While simply adding a dash of Japanese flavor is sometimes the goal of these commercial and other applications, just as often the aims of those adopting Hokusai’s wave image seem vague and hard to pin down. The Great Wave remains a symbol of Japan but at the same time a powerful and ambiguous icon easily divorced from its geographic origins, referenced as often as a signifier of abstract ideas as of anything specifically Japanese. Ultimately it is perhaps this elasticity of meaning that has allowed—and continues to allow—its many transformations.
Julie Nelson Davis’s Partners in Print: Artistic Collaboration and the Ukiyo-e Market is a more focused volume. Although it takes the form of close—almost archaeological—studies of four disparate publications and looks at their differing collaborative configurations, her carefully researched book uses each of the four studies to make the same point—that creation and consumption of artworks in the Ukiyo-e tradition were highly collaborative processes.

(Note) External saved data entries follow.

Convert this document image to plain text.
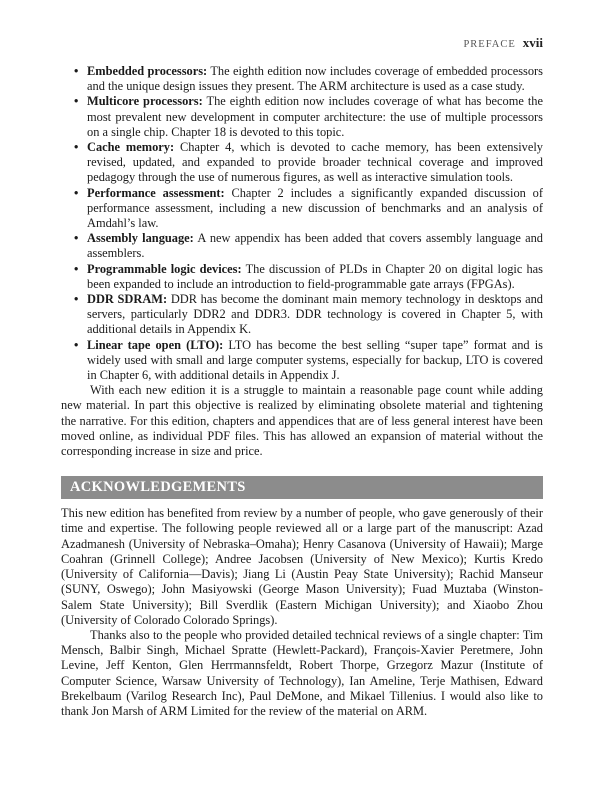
PREFACE xvii
• Embedded processors: The eighth edition now includes coverage of embedded processors and the unique design issues they present. The ARM architecture is used as a case study.
• Multicore processors: The eighth edition now includes coverage of what has become the most prevalent new development in computer architecture: the use of multiple processors on a single chip. Chapter 18 is devoted to this topic.
• Cache memory: Chapter 4, which is devoted to cache memory, has been extensively revised, updated, and expanded to provide broader technical coverage and improved pedagogy through the use of numerous figures, as well as interactive simulation tools.
• Performance assessment: Chapter 2 includes a significantly expanded discussion of performance assessment, including a new discussion of benchmarks and an analysis of Amdahl’s law.
• Assembly language: A new appendix has been added that covers assembly language and assemblers.
• Programmable logic devices: The discussion of PLDs in Chapter 20 on digital logic has been expanded to include an introduction to field-programmable gate arrays (FPGAs).
• DDR SDRAM: DDR has become the dominant main memory technology in desktops and servers, particularly DDR2 and DDR3. DDR technology is covered in Chapter 5, with additional details in Appendix K.
• Linear tape open (LTO): LTO has become the best selling “super tape” format and is widely used with small and large computer systems, especially for backup, LTO is covered in Chapter 6, with additional details in Appendix J.

With each new edition it is a struggle to maintain a reasonable page count while adding new material. In part this objective is realized by eliminating obsolete material and tightening the narrative. For this edition, chapters and appendices that are of less general interest have been moved online, as individual PDF files. This has allowed an expansion of material without the corresponding increase in size and price.

ACKNOWLEDGEMENTS

This new edition has benefited from review by a number of people, who gave generously of their time and expertise. The following people reviewed all or a large part of the manuscript: Azad Azadmanesh (University of Nebraska–Omaha); Henry Casanova (University of Hawaii); Marge Coahran (Grinnell College); Andree Jacobsen (University of New Mexico); Kurtis Kredo (University of California—Davis); Jiang Li (Austin Peay State University); Rachid Manseur (SUNY, Oswego); John Masiyowski (George Mason University); Fuad Muztaba (Winston-Salem State University); Bill Sverdlik (Eastern Michigan University); and Xiaobo Zhou (University of Colorado Colorado Springs).

Thanks also to the people who provided detailed technical reviews of a single chapter: Tim Mensch, Balbir Singh, Michael Spratte (Hewlett-Packard), François-Xavier Peretmere, John Levine, Jeff Kenton, Glen Herrmannsfeldt, Robert Thorpe, Grzegorz Mazur (Institute of Computer Science, Warsaw University of Technology), Ian Ameline, Terje Mathisen, Edward Brekelbaum (Varilog Research Inc), Paul DeMone, and Mikael Tillenius. I would also like to thank Jon Marsh of ARM Limited for the review of the material on ARM.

Davis examines a specially commissioned print featuring a work by painter Sekien, a teacher to both Utamaro and Sekichujo, to look at relationships between a teacher and his students. She examines a full-color printed guidebook to the Yoshiwara entertainment district in Edo, complete with reviews of the prostitutes and their establishments, focusing on relationships between painters, a publisher, the brothel operators, and tsu (those in the know—in this context, veteran frequenters of the pleasure quarters, the idealized assumed reader). She reveals the nuances of an erotic printed scroll, examining ties between the scroll’s designer and its publisher. Finally, she looks at a popular illustrated satire in book form, illuminating the interdependence of the book’s writer and its illustrator, at the same time shedding light on how publishers and government censors interacted in late eighteenth century Japan. She sees each of her examples as a “material record of dialog,” and she is expert at teasing out meaning from the smallest details of these works. Partners in Print is valuable not only for the convincing clarity of its central argument but also for the author’s masterful explication of each of the works she examines so closely. Partners in Print is likely to be of special interest to students of Japanese art history but of interest to any reader with more than a passing interest in Japan, art, and the sociology of art.